Changing growing practices

It is logical that reducing the greenhouse temperature, especially at night, would reduce heating costs. In fact, reducing the night temperature by just 1°F can reduce a greenhouse heating bill by 2 percent to 3 percent. So, how low can we go? Greenhouse temperatures affect plant growth and flowering. In particular, they affect the time required to finish the crop. Be aware that some plants are more sensitive to lower temperatures and may cease to grow when a base temperature is met. This base temperature is lower for cool-season crops than for warm-season crops. In addition, growth is more strongly affected as the temperature approaches that base temperature.

Also, be aware that lowering the greenhouse temperatures can cause additional disease problems. You may want to run plants at optimum temperatures until the roots reach the edges of pots. Then lower the temperatures and run the plants drier to prevent root rot. Avoid overcrowding and provide horizontal air movement to ensure uniform temperatures and dry foliage. Use temperate irrigation water in the morning so the medium warms up faster and there is better nutrient uptake.

Recovering the costs

In many cases, growers are not comfortable adding a price increase sufficient to recover significant increases in fuel costs. In other cases, prices were set for many customers prior to fuel increases, and growers want to honor those commitments. In previous fuel crises, many growers across the country added fuel surcharges to their product prices. After doing the cost of production calculations, several growers found that adding a fuel surcharge to everything they sold during the spring would reverse their losses and restore a profit. They passed the fuel charges on to their customers, who in turn passed it on to the consumer.

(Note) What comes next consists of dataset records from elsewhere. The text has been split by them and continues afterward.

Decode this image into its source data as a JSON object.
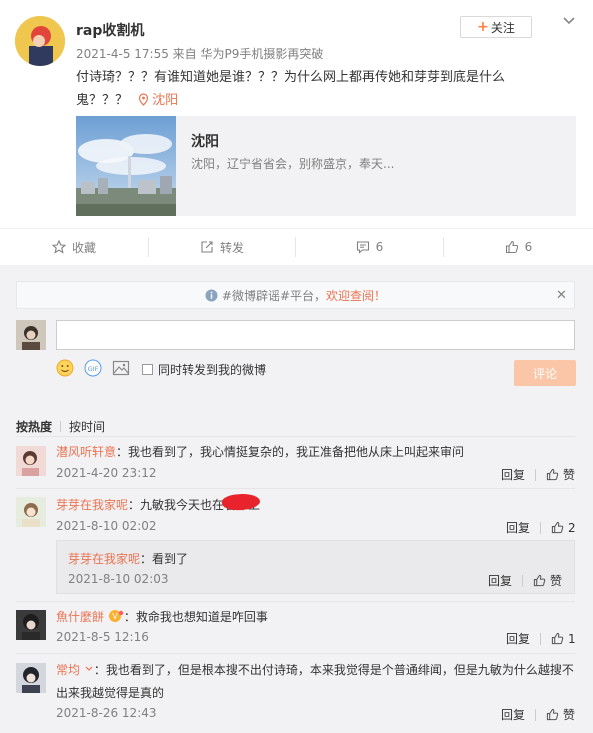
{
  "post": {
    "username": "rap收割机",
    "meta": "2021-4-5 17:55 来自 华为P9手机摄影再突破",
    "follow_label": "关注",
    "text": "付诗琦？？？有谁知道她是谁？？？为什么网上都再传她和芽芽到底是什么鬼？？？",
    "location": "沈阳",
    "card": {
      "title": "沈阳",
      "subtitle": "沈阳，辽宁省省会，别称盛京，奉天..."
    },
    "actions": {
      "favorite": "收藏",
      "forward": "转发",
      "comment_count": "6",
      "like_count": "6"
    }
  },
  "comments_panel": {
    "notice": {
      "prefix": "#微博辟谣#平台，",
      "highlight": "欢迎查阅！"
    },
    "input_placeholder": "",
    "forward_label": "同时转发到我的微博",
    "submit_label": "评论",
    "sort": {
      "active": "按热度",
      "inactive": "按时间"
    },
    "comments": [
      {
        "name": "潜风听轩意",
        "text": "：我也看到了，我心情挺复杂的，我正准备把他从床上叫起来审问",
        "time": "2021-4-20 23:12",
        "reply": "回复",
        "like": "赞"
      },
      {
        "name": "芽芽在我家呢",
        "text": "：九敏我今天也在看床上",
        "time": "2021-8-10 02:02",
        "reply": "回复",
        "like": "2",
        "sub": {
          "name": "芽芽在我家呢",
          "text": "：看到了",
          "time": "2021-8-10 02:03",
          "reply": "回复",
          "like": "赞"
        }
      },
      {
        "name": "魚什麼餅",
        "text": "：救命我也想知道是咋回事",
        "time": "2021-8-5 12:16",
        "reply": "回复",
        "like": "1"
      },
      {
        "name": "常均",
        "text_line1": "：我也看到了，但是根本搜不出付诗琦，本来我觉得是个普通绯闻，但是九敏为什么越搜不",
        "text_line2": "出来我越觉得是真的",
        "time": "2021-8-26 12:43",
        "reply": "回复",
        "like": "赞"
      }
    ]
  },
  "colors": {
    "accent": "#eb7350",
    "orange_btn": "#fbc6a7",
    "bg_gray": "#f2f2f5"
  }
}
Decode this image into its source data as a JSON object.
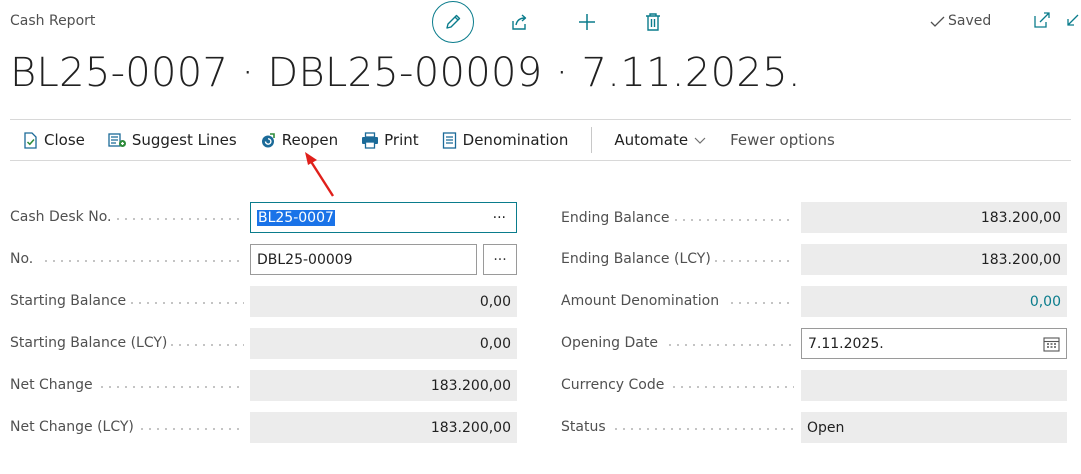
{
  "page": {
    "caption": "Cash Report",
    "title": "BL25-0007 · DBL25-00009 · 7.11.2025.",
    "saved": "Saved",
    "icons": [
      "pencil-icon",
      "share-icon",
      "plus-icon",
      "trash-icon",
      "open-new-window-icon",
      "collapse-icon"
    ]
  },
  "actions": {
    "close": "Close",
    "suggest_lines": "Suggest Lines",
    "reopen": "Reopen",
    "print": "Print",
    "denomination": "Denomination",
    "automate": "Automate",
    "fewer_options": "Fewer options"
  },
  "left_fields": {
    "cash_desk_no": {
      "label": "Cash Desk No.",
      "value": "BL25-0007"
    },
    "no": {
      "label": "No.",
      "value": "DBL25-00009"
    },
    "starting_balance": {
      "label": "Starting Balance",
      "value": "0,00"
    },
    "starting_balance_lcy": {
      "label": "Starting Balance (LCY)",
      "value": "0,00"
    },
    "net_change": {
      "label": "Net Change",
      "value": "183.200,00"
    },
    "net_change_lcy": {
      "label": "Net Change (LCY)",
      "value": "183.200,00"
    }
  },
  "right_fields": {
    "ending_balance": {
      "label": "Ending Balance",
      "value": "183.200,00"
    },
    "ending_balance_lcy": {
      "label": "Ending Balance (LCY)",
      "value": "183.200,00"
    },
    "amount_denomination": {
      "label": "Amount Denomination",
      "value": "0,00"
    },
    "opening_date": {
      "label": "Opening Date",
      "value": "7.11.2025."
    },
    "currency_code": {
      "label": "Currency Code",
      "value": ""
    },
    "status": {
      "label": "Status",
      "value": "Open"
    }
  },
  "assist_ellipsis": "···",
  "colors": {
    "accent": "#0a7c8c",
    "selection": "#1a73e8",
    "readonly_bg": "#ececec",
    "annotation_arrow": "#e0201b"
  }
}
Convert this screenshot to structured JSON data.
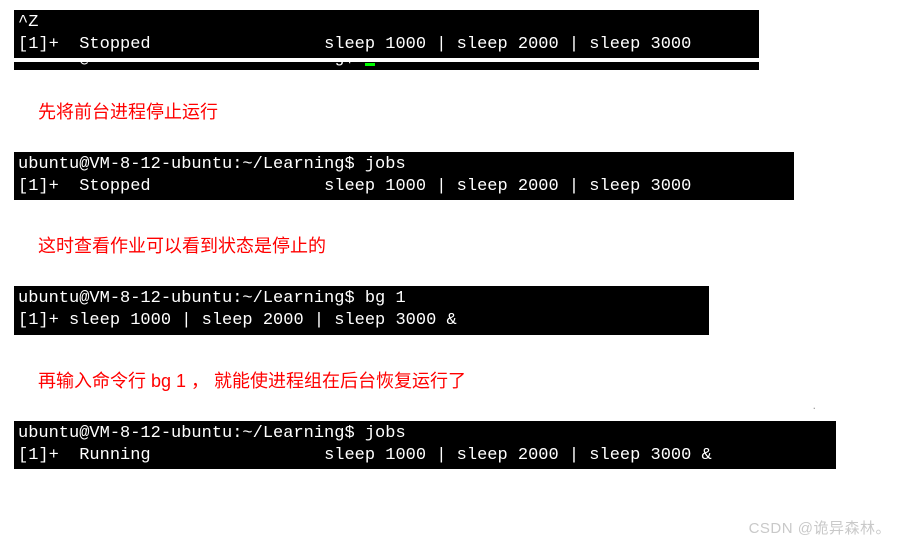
{
  "block1": {
    "line1": "^Z",
    "line2_left": "[1]+  Stopped",
    "line2_mid_space": "                 ",
    "line2_right": "sleep 1000 | sleep 2000 | sleep 3000"
  },
  "caption1": "先将前台进程停止运行",
  "block2": {
    "line1": "ubuntu@VM-8-12-ubuntu:~/Learning$ jobs",
    "line2_left": "[1]+  Stopped",
    "line2_mid_space": "                 ",
    "line2_right": "sleep 1000 | sleep 2000 | sleep 3000"
  },
  "caption2": "这时查看作业可以看到状态是停止的",
  "block3": {
    "line1": "ubuntu@VM-8-12-ubuntu:~/Learning$ bg 1",
    "line2": "[1]+ sleep 1000 | sleep 2000 | sleep 3000 &"
  },
  "caption3": "再输入命令行 bg 1 ， 就能使进程组在后台恢复运行了",
  "block4": {
    "line1": "ubuntu@VM-8-12-ubuntu:~/Learning$ jobs",
    "line2_left": "[1]+  Running",
    "line2_mid_space": "                 ",
    "line2_right": "sleep 1000 | sleep 2000 | sleep 3000 &"
  },
  "watermark": "CSDN @诡异森林。"
}
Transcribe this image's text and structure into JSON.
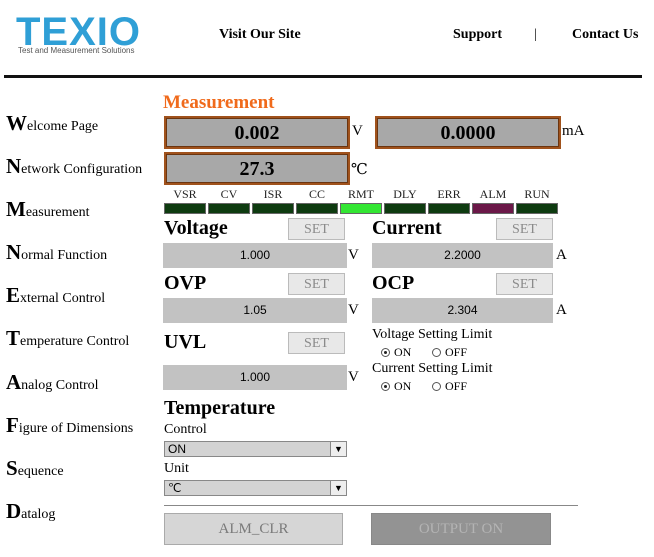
{
  "header": {
    "logo_text": "TEXIO",
    "logo_tagline": "Test and Measurement Solutions",
    "links": [
      "Visit Our Site",
      "Support",
      "|",
      "Contact Us"
    ]
  },
  "sidebar": {
    "items": [
      {
        "cap": "W",
        "rest": "elcome Page"
      },
      {
        "cap": "N",
        "rest": "etwork Configuration"
      },
      {
        "cap": "M",
        "rest": "easurement"
      },
      {
        "cap": "N",
        "rest": "ormal Function"
      },
      {
        "cap": "E",
        "rest": "xternal Control"
      },
      {
        "cap": "T",
        "rest": "emperature Control"
      },
      {
        "cap": "A",
        "rest": "nalog Control"
      },
      {
        "cap": "F",
        "rest": "igure of Dimensions"
      },
      {
        "cap": "S",
        "rest": "equence"
      },
      {
        "cap": "D",
        "rest": "atalog"
      }
    ]
  },
  "measurement": {
    "title": "Measurement",
    "voltage": "0.002",
    "voltage_unit": "V",
    "current": "0.0000",
    "current_unit": "mA",
    "temperature": "27.3",
    "temperature_unit": "℃"
  },
  "indicators": {
    "labels": [
      "VSR",
      "CV",
      "ISR",
      "CC",
      "RMT",
      "DLY",
      "ERR",
      "ALM",
      "RUN"
    ],
    "colors": [
      "#0e3b10",
      "#0e3b10",
      "#0e3b10",
      "#0e3b10",
      "#33e633",
      "#0e3b10",
      "#0e3b10",
      "#6b1848",
      "#0e3b10"
    ]
  },
  "settings": {
    "set_label": "SET",
    "voltage": {
      "title": "Voltage",
      "value": "1.000",
      "unit": "V"
    },
    "current": {
      "title": "Current",
      "value": "2.2000",
      "unit": "A"
    },
    "ovp": {
      "title": "OVP",
      "value": "1.05",
      "unit": "V"
    },
    "ocp": {
      "title": "OCP",
      "value": "2.304",
      "unit": "A"
    },
    "uvl": {
      "title": "UVL",
      "value": "1.000",
      "unit": "V"
    },
    "voltage_limit": {
      "title": "Voltage Setting Limit",
      "on": "ON",
      "off": "OFF",
      "selected": "ON"
    },
    "current_limit": {
      "title": "Current Setting Limit",
      "on": "ON",
      "off": "OFF",
      "selected": "ON"
    }
  },
  "temperature": {
    "title": "Temperature",
    "control_label": "Control",
    "control_value": "ON",
    "unit_label": "Unit",
    "unit_value": "℃"
  },
  "buttons": {
    "alm_clr": "ALM_CLR",
    "output": "OUTPUT ON"
  }
}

Remember, you must determine your costs - and plan how to recover excessive costs due to high energy costs - so that you can afford to stay in business.

The costs of doing business in the green industry are ever changing, but it's unlikely we'll see a reduction in expenditures. Careful consideration of infrastructure and production practices can help keep those dollars in check - and put more of them in your pocket.